Having trouble with 636 status code
I am having some trouble tracking down what is causing the 636 error for some backups. It only happens on backups using the DMZ media server we have here. I know you guys will want to see some logs to help with the issue so let me know what all is needed and I will gladly grab that info and share.
I am seeing this issue on several clients of varying OS's, but they all use the same media server. Just using this one client below as a baseline. I am seeing the error on both Windows and Unix clients alike. Normally when I see this its hung bpbkar processes on a Windows Server 2003 machine and I can cycle the client, stop the hung processes and then it will work, but with these ones thats not solving the issue for me.
Netbackup version on Master - 7.6.0.2
Master server OS - Solaris 10
Client OS - Solaris 10
NB version on Client - 7.6.0.2
Running processes on client:
root@xp53web0642vz:/usr/openv/netbackup/bin ->./bpps -a
NB Processes
------------
root 24787 1 0 13:42:16 ? 0:01 /usr/openv/netbackup/bin/vnetd -standalone
root 27235 24791 0 07:21:35 ? 0:00 /usr/openv/netbackup/bin/bpcd -standalone
root 24822 1 0 13:42:17 ? 0:04 /usr/openv/netbackup/bin/nbdisco
root 24791 1 0 13:42:16 ? 0:01 /usr/openv/netbackup/bin/bpcd -standalone
root 24830 1 0 13:42:17 ? 0:00 /usr/openv/pdde/pdag/bin/mtstrmd
Job Details:
10/08/2014 05:35:35 - Info nbjm (pid=1354) starting backup job (jobid=2133986) for client xp53web0642vz, policy Omaha_DMZ_Unix, schedule Incremental
10/08/2014 05:35:35 - Info nbjm (pid=1354) requesting STANDARD_RESOURCE resources from RB for backup job (jobid=2133986, request id:{D62AAC74-4ED6-11E4-A400-002128A6F97C})

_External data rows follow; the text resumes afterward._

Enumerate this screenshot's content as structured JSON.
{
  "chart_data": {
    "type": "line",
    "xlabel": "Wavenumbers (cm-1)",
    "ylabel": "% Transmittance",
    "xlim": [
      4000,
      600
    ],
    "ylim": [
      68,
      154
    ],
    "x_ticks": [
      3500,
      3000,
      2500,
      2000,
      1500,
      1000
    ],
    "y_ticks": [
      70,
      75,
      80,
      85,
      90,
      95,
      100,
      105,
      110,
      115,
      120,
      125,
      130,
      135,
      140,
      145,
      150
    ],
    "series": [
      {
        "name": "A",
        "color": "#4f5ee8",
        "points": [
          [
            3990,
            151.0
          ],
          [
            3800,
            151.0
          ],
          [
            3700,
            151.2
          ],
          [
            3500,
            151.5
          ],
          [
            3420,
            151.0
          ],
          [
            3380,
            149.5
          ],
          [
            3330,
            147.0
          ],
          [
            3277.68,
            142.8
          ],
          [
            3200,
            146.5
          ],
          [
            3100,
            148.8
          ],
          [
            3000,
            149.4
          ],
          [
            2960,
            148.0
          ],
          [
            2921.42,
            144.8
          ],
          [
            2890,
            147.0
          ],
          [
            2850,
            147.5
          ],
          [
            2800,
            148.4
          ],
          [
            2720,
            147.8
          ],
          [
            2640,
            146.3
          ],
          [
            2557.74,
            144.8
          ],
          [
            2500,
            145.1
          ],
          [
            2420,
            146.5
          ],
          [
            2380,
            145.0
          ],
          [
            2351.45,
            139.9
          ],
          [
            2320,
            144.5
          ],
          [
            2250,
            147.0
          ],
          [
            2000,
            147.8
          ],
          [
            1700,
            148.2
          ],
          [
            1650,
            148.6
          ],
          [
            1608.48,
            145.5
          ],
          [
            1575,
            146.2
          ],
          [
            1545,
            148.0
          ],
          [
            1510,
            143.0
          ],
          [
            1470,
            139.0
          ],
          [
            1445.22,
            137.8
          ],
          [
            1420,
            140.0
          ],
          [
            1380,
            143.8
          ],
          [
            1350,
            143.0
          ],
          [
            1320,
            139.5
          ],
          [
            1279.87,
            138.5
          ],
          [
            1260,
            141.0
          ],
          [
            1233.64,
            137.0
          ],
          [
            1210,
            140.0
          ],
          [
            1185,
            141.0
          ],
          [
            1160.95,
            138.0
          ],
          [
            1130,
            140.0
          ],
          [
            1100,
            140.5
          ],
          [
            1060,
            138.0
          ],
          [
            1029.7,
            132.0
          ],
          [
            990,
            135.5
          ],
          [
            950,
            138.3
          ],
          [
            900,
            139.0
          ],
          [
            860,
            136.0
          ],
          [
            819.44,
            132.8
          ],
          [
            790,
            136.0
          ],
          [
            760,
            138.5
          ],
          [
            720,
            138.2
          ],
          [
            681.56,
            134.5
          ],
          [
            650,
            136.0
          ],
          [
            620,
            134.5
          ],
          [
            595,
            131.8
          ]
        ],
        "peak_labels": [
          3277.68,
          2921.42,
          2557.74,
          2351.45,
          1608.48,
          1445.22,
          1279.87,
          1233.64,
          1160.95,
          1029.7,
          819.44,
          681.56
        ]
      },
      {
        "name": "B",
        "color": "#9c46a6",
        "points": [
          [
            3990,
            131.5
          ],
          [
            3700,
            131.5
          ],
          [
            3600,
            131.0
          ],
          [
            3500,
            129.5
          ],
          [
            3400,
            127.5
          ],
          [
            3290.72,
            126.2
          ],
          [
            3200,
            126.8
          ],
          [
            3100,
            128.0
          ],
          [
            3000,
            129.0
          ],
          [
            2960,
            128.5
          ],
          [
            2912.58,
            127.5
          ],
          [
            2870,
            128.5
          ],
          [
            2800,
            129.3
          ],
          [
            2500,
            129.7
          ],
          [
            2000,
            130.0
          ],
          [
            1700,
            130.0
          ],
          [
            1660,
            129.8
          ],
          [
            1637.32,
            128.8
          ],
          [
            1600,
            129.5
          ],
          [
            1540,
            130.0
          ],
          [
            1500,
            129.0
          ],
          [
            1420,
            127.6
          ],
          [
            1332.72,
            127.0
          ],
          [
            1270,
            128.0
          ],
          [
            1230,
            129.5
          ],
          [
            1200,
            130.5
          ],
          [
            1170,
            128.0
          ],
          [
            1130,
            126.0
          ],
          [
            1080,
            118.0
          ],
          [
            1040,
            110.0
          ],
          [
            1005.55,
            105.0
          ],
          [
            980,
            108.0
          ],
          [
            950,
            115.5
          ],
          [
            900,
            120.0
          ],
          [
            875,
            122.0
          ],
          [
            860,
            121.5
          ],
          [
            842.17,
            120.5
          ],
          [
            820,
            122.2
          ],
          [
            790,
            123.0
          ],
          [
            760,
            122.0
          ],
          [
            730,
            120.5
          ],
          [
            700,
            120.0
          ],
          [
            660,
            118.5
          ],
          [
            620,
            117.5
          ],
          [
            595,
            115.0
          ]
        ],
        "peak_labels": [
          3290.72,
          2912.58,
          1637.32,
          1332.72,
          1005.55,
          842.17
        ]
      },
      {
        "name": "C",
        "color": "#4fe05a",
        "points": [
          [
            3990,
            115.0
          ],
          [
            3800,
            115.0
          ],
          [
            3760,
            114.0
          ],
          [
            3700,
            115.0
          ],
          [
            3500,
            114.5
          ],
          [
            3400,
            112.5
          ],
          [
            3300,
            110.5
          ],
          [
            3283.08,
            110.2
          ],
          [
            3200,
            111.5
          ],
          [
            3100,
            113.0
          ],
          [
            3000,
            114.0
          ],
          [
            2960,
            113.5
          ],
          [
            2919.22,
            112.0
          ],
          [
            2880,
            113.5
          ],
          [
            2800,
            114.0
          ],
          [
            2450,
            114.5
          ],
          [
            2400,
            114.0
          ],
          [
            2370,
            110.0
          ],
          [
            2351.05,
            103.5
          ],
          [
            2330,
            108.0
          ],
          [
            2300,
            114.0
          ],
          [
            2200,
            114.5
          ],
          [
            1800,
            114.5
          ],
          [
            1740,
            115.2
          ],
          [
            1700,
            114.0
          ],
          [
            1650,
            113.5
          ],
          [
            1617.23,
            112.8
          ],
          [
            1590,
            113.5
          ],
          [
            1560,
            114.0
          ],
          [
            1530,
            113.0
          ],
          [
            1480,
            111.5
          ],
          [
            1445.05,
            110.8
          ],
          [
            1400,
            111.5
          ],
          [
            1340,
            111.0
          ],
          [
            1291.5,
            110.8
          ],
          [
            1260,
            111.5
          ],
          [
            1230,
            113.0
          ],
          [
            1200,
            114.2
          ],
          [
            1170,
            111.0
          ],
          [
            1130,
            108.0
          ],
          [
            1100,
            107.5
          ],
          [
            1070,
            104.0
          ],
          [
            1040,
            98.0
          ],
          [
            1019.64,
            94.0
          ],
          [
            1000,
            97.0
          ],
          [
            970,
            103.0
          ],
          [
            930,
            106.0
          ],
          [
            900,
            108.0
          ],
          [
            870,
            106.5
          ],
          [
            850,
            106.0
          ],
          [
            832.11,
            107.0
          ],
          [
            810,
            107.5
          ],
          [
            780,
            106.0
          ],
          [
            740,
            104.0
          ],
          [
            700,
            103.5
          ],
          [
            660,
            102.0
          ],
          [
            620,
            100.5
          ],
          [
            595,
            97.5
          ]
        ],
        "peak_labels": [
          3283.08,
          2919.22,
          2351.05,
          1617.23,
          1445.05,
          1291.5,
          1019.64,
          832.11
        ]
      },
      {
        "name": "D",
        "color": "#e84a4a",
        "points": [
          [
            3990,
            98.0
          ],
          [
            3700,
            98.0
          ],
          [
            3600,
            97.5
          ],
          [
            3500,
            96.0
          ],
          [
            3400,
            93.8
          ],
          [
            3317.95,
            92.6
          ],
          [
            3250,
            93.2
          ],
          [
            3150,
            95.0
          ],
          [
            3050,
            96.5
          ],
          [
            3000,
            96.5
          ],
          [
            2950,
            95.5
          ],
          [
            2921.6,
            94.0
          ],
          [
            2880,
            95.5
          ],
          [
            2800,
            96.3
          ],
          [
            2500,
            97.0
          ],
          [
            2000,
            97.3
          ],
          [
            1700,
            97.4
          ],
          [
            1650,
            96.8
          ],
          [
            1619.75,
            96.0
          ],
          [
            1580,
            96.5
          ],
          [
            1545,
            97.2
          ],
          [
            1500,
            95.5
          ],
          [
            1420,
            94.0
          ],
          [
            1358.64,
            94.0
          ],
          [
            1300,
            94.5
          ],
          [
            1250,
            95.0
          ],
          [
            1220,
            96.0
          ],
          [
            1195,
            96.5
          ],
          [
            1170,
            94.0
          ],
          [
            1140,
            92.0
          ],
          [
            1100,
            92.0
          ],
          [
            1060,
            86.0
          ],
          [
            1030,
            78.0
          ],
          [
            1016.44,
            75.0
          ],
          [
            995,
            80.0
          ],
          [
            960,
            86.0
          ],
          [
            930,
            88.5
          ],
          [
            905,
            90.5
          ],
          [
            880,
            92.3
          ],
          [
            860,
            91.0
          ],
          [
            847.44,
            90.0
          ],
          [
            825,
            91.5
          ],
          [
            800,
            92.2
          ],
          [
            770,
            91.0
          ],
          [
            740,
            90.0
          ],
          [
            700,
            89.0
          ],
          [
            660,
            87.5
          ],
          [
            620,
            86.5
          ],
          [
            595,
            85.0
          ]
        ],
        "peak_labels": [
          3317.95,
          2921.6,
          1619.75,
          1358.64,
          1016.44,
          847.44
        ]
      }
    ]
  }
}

10/08/2014 05:35:35 - requesting resource xp53app034z-hcart-robot-tld-1
10/08/2014 05:35:35 - requesting resource xp53tape001.NBU_CLIENT.MAXJOBS.xp53web0642vz
10/08/2014 05:35:35 - requesting resource xp53tape001.NBU_POLICY.MAXJOBS.Omaha_DMZ_Unix
10/08/2014 05:35:40 - awaiting resource xp53app034z-hcart-robot-tld-1. Maximum job count has been reached for the storage unit.
10/08/2014 06:38:35 - granted resource xp53tape001.NBU_CLIENT.MAXJOBS.xp53web0642vz
10/08/2014 06:38:35 - granted resource xp53tape001.NBU_POLICY.MAXJOBS.Omaha_DMZ_Unix
10/08/2014 06:38:35 - granted resource OM1490
10/08/2014 06:38:35 - granted resource HP.ULTRIUM4-SCSI.005
10/08/2014 06:38:35 - granted resource xp53app034z-hcart-robot-tld-1
10/08/2014 06:38:41 - estimated 0 kbytes needed
10/08/2014 06:38:41 - Info nbjm (pid=1354) started backup (backupid=xp53web0642vz_1412768321) job for client xp53web0642vz, policy Omaha_DMZ_Unix, schedule Incremental on storage unit xp53app034z-hcart-robot-tld-1
read from input socket failed (636)
Here is my comment from another thread.
"
I would take a look at your TCP keepalive settings on the media server, master server and any network device in between. Ensure the times match.
What can happen is that with a mismatch, the connection actually can get closed.
Bpbrm tries to send datat to NBJM and fails
"Error bpbrm (pid=11841) could not write FILE ADDED message to OUTSOCK"
Eventually NBJM will check for messages from BPBRM and fail throwing a 636 error because it determined the socket was already closed.
This is something I have seen happen during NDMP jobs, http://www.symantec.com/docs/TECH214335 , which can also happen during other jobs such as SQL, http://www.symantec.com/docs/TECH197144
My fellow coworkers have resolved about 90% of the 636 errors they encountered by pointing customers towards this keepalive setting and them finding differences in the values."
Here is a way to check via windows. http://www.symantec.com/docs/HOWTO56221 , Windows and unix both have different defaults. I would image the issue for you is that the firewall for the DMZ most likely has a lower setting that the other servers, and ends up closing the connection.